TUNISIE
20/02/2018 09h:19 CET | Actualisé 20/02/2018 09h:25 CET

Pour éviter la récupération politique, la restitution du rapport de la Commission des libertés individuelles et de l'égalité reportée

En marge d'une réunion avec le président de la République, mardi à Carthage, la Commission des libertés individuelles et de l'égalité, rattachée à la présidence de la République et créée le 13 août 2017, a annoncé le report de la remise de son rapport.

"Les gens ne comprennent pas que chaque période à ses besoins. Les choses évoluent. Il y a 20 ans, nous n'aurions pas pu avancer sur ces sujets. Mais aujourd'hui, nous sommes presque en retard"

"Fais ce que tu dois, advienne que pourra. Nous avons des devoirs et nous les faisons avec la conscience tranquille"

"Nous avons demandé aujourd'hui au président de la République de nous recevoir. On a discuté du rapport et de son contenu. Nous lui avons demandé le report de la remise du rapport " attendu initialement pour le 20 février.

Pour Bochra Belhaj Hmida, il s'agit d'un "projet civilisationnel qui ne doit pas être en proie aux tensions partisanes et électorales". Or en pleine préparation des élections municipales, "il est nécessaire de reporter la remise du rapport, ce qu'a accepté le président de la République".
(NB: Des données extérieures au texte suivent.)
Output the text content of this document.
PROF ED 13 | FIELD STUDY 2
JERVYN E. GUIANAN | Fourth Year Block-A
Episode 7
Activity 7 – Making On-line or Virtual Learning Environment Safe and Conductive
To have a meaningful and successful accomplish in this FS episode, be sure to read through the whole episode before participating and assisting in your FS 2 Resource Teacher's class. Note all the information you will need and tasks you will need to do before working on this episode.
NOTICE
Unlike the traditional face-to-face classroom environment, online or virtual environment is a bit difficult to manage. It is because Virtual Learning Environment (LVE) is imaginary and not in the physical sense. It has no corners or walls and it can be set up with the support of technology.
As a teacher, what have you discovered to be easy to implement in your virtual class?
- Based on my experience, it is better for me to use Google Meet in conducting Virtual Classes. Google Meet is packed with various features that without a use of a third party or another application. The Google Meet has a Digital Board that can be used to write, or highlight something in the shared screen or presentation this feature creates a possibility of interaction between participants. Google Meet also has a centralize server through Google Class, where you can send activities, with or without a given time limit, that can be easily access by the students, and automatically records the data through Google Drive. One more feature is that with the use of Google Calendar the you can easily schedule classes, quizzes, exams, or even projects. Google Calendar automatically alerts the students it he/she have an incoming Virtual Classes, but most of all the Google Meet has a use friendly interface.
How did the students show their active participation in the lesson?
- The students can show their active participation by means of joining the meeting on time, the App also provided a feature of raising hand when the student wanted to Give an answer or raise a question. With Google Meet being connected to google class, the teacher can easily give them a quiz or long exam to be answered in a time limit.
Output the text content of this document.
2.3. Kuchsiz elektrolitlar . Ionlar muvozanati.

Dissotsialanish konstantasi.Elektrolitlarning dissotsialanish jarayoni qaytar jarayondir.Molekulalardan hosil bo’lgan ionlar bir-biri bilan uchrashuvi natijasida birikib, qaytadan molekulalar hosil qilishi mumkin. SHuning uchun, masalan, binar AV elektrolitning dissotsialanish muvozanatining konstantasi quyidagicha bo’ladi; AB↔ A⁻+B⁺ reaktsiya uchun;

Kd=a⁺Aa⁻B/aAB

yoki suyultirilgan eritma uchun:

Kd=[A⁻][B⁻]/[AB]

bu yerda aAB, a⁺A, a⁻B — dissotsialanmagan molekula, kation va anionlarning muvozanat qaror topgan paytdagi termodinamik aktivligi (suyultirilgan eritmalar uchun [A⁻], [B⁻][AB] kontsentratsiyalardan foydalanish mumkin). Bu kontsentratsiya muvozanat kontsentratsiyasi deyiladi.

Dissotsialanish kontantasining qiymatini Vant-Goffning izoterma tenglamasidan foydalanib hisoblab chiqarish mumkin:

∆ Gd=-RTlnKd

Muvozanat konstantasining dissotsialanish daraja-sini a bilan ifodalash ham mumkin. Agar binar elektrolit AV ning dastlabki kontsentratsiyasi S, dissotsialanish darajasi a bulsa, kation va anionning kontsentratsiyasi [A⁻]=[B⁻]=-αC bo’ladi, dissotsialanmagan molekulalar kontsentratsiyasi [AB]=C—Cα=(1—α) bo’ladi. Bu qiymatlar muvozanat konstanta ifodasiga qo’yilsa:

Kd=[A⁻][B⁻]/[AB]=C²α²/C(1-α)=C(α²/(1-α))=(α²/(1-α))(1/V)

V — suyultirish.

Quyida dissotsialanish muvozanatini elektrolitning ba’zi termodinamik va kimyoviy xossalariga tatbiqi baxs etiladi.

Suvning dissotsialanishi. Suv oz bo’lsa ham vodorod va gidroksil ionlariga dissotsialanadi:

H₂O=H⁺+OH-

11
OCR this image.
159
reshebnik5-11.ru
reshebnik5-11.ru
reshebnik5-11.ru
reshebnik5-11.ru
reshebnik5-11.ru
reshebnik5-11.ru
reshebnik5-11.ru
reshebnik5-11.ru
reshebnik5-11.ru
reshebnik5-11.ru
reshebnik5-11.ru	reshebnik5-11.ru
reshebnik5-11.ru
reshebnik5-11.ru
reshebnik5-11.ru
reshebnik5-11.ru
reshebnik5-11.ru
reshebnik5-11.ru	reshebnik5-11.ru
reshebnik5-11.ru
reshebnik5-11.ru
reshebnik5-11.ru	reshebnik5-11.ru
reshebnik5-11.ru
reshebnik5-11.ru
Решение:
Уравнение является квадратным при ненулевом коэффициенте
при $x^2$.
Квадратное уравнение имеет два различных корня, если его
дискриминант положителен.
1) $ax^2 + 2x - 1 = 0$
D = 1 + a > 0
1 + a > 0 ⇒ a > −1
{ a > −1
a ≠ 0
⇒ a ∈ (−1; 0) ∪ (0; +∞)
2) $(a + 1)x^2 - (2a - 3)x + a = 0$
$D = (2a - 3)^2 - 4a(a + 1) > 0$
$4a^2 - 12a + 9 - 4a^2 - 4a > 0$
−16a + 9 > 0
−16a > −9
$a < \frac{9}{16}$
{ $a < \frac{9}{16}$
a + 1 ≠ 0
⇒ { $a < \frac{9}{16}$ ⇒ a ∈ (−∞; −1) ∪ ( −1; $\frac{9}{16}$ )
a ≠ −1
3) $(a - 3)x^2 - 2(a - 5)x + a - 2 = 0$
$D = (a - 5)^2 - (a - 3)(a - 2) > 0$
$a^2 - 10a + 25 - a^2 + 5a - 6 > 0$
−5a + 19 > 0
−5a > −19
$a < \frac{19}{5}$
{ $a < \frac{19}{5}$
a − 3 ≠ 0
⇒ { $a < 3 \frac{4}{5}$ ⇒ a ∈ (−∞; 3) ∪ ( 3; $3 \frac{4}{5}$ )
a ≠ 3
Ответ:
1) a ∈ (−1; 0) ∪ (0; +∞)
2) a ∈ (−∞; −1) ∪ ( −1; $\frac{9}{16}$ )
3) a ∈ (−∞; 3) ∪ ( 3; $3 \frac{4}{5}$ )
"Il s'agit d'une chance pour nous de pouvoir élargir nos discussions et nos consultations avec toutes les parties concernées par ce projet" a-t-elle ajouté indiquant que ce projet est "un grand pas pour la Tunisie vers l'égalité absolue entre les citoyennes et les citoyens et la protection des libertés individuelles".

L'abolition de l'institution de la dot, la mise en place d'une procédure permettant à la femme d'opter pour l'égalité dans l'héritage, la possibilité pour la mère d'octroyer son nom de famille à son enfant, sont autant d'annonces relayées par certains médias, présentées comme étant les propositions finales de la commission des libertés individuelles et de l'égalité, rattachée à la présidence de la République. Ces annonces sont "imprécises" avait estimé Bochra Belhaj Hmida.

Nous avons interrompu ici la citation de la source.